Gilbert’s response had come so quickly, with such assurance, that Cyril set his bare feet on the ground on either side of the hammock and sat up to look at him. It was too dark but he could hear Gilbert’s hammock rope strain against the post like ship’s rigging.
“What?” asked Gilbert, sensing Cyril’s gaze.
“Is that a quote?”
“What’s-her-nuts used to say it.”
Cyril lay back in the dark and contemplated Gilbert’s grandmother buried with that pistol. “Was she deeply herself?”
For a long time Gilbert said nothing and Cyril assumed he’d fallen asleep until his voice came out of the black. “After grandpa offed himself she was.”
“How do you know?”
“She said so.”
Cyril tried to imagine such a conversation with his own mother. “Did she ever say why he did it?”
“Battle fatigue. Shell shock.”
“But it was so long ago.”
“What the fuck, Cyril I don’t know. Anyway, why do you want to change?” He yawned and scratched his chest luxuriously with both hands.
“Don’t you want to make money?” asked Cyril.
“I don’t have to change to do that.”
“You’re broke.”
“Wheels are turning,” he said contentedly.
Cyril wondered if Gilbert was profound or an idiot. Where did such easy confidence come from? Was it like hair colour or height, something you were simply born with? There seemed no logic to who had it and who didn’t.
Gilbert took a boat trip up the river—financed by Cyril—and returned with a parrot in a cage made of saplings. The bird’s eyes were red and wrinkled as if it had been weeping. Soon there were two more parrots, then a toucan with a beak as long and sharp as shears, and Gilbert had to hire a carpenter—with money borrowed from Cyril—to build a bigger cage.
“It’s cruel,” said Cyril.
“It’s commerce,” said Gilbert, as if Cyril was committing the all too common error of confusing categories and getting moral where morality had no business.
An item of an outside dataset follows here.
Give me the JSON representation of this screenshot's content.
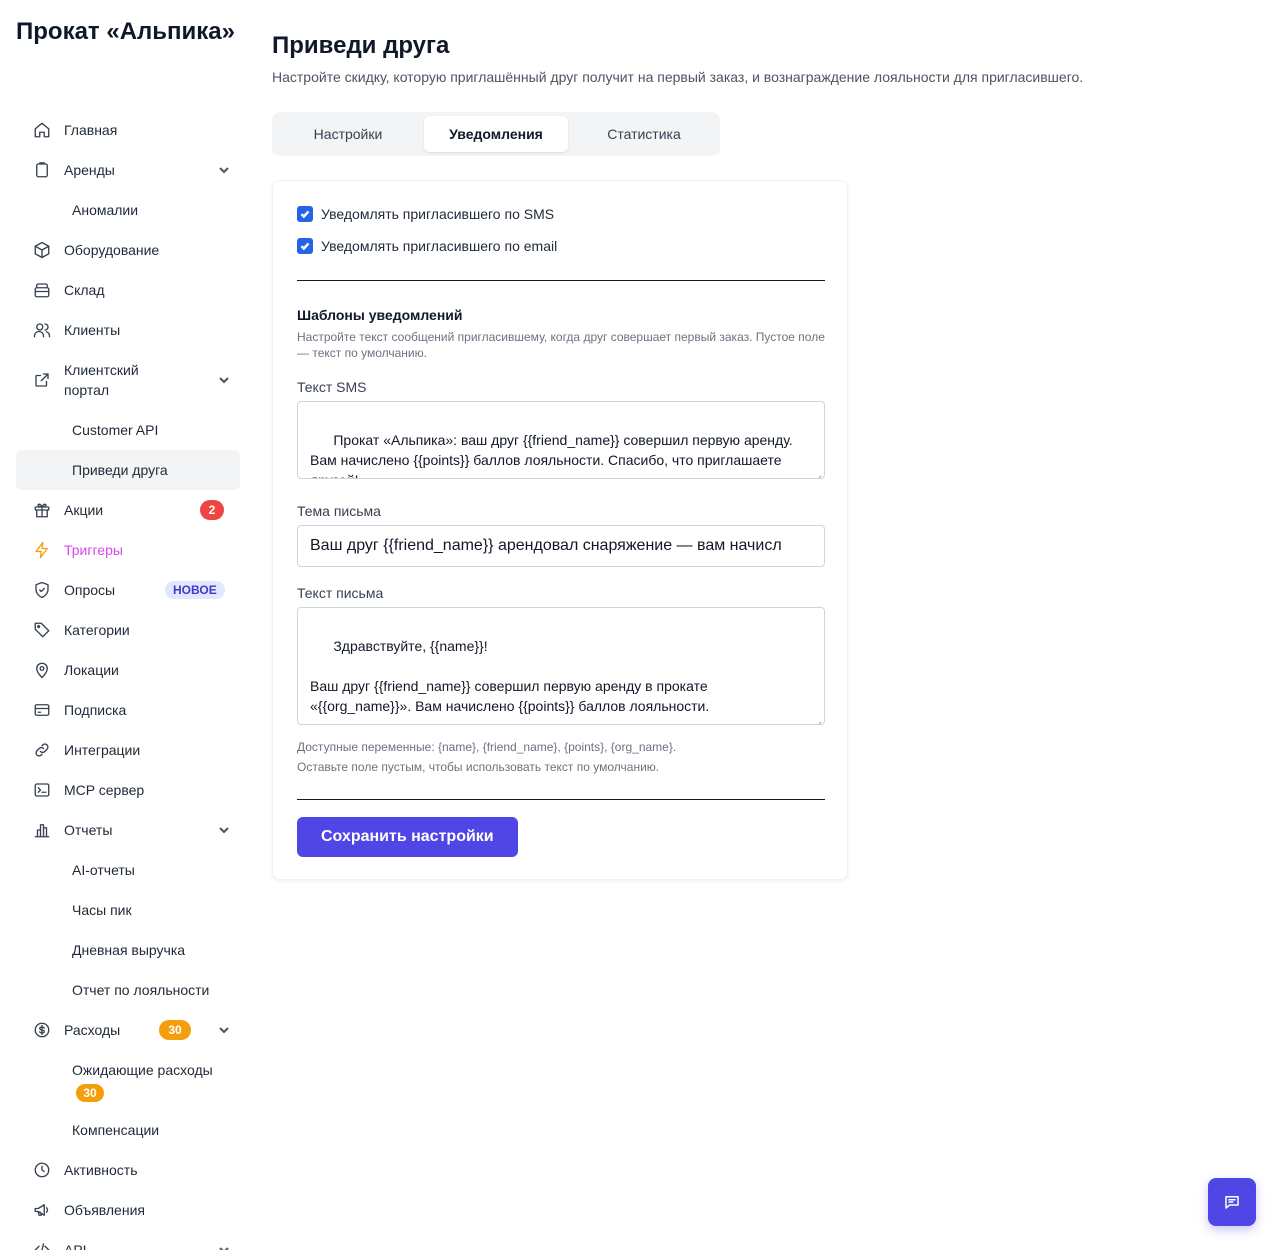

Cyril drew the birds. He also drew the fishing boats, the row boats, the wharf, the canoes and the palm trees and the crab shells and the huts and the sleeping dogs and the church as well as the red ’53 Buick of Don Antonio Martin Smolenski, whose grandfather came from Krakow. He drew Don Antonio’s antique Spanish rifle with the trumpet-shaped barrel, and drew the dusty iguanas that sat as still as baked clay. He sharpened his pencils with a knife and soon he was working with nothing but a nub on butcher paper. They bussed up the coast to Puerta Vallarta where Gilbert looked into shipping rates for sending the birds north and Cyril bought paper, pencils, and a box of charcoal sticks from a charcoal burner who lived amid sacks of briquets and whose face and knuckles were seamed with soot. They spent the night in a hotel five blocks from the beach and in the morning, before catching their bus, strolled through the town feeling superior to the tourists.
Five months they stayed in San Vicente del Mar, Gilbert acquiring more birds and Cyril drawing more than he had in years. He experimented at using no lines at all, only shades of grey. He went through his own cubist phase, rendering everything in blocks and cylinders. For a while he gave up on representation altogether, devoting all his attention to the character of the line, wide and bold, light and tenuous, thin and sinister, tightly coiled, gently looping.
The local kids came every day to see the birds and to watch Cyril work. Sometimes he drew them and off they’d go, holding their portrait in both hands as if reading a scroll. Don Antonio Martin Smolenski commissioned a portrait, and Cyril devoted two weeks to improving the proud old man’s looks by straightening his nose and ignoring the smallpox scars that dented his complexion. He earned twenty us dollars, a slab of tuna, and a bottle of locally distilled mescal plugged with a twist of rag. His first sale.
Don Antonio held Cyril by the shoulders. “To have talent like yours,” he said wistfully. The richest man in the village, Don Antonio’s bookshelf held works by Albert Camus, José Marti, and Cervantes. He was sixty and had pale blue eyes in a sun-leathered face, and while he’d been to Mexico City and to Vera Cruz he preferred San Vicente.